Embryonic developmental oxygen preconditions cardiovascular function response to acute hypoxic exposure and maximal β-adrenergic stimulation of anesthetized juvenile American alligators (Alligator mississippiensis)

The effects of the embryonic environment on juvenile phenotypes are widely recognized. We investigated the effect of embryonic hypoxia on the cardiovascular phenotype of 4-year-old American alligators (Alligator mississippiensis). We hypothesized that embryonic 10% oxygen preconditions cardiac function, decreasing the reduction in cardiac contractility associated with acute 5% oxygen exposure in juvenile alligators. Our findings indicate that dobutamine injections caused a 90% increase in systolic pressure in juveniles that were incubated in 21% and 10% O₂ with the 10% O₂ group responding with a greater rate of ventricular relaxation and greater left ventricle output compared the 21% O₂ group.

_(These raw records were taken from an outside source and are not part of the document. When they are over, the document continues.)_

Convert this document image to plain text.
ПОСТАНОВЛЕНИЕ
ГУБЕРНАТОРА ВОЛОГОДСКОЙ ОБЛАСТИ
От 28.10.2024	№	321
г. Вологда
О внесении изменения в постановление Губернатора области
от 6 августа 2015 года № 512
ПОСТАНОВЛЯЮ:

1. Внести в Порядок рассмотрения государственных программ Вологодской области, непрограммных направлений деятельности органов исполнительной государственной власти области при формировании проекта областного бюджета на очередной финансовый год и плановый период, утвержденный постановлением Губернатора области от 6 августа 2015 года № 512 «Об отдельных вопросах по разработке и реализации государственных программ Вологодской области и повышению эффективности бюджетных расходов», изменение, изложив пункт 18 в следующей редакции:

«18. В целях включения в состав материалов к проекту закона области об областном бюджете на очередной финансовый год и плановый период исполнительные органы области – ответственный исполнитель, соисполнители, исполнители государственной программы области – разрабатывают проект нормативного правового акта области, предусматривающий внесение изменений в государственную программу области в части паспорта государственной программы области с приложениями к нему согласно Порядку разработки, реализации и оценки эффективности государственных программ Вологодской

Further our findings indicate that juvenile alligators that experienced embryonic hypoxia have a faster rate of ventricular relaxation, greater left ventricle stroke volume, and greater cardiac power following beta-adrenergic stimulation, compared to juvenile alligators that did not experience embryonic hypoxia. When juveniles were exposed to 5% oxygen for 20 minutes, normoxic-incubated juveniles had a 50% decline in left ventricle maximal rate of pressure development and maximal pressure; however, these parameters were unaffected and decreased less in the hypoxic-incubated juveniles. These data indicate that embryonic hypoxia in crocodilians alters the cardiovascular phenotype, changing the juvenile response to acute hypoxia and beta-adrenergic stimulation.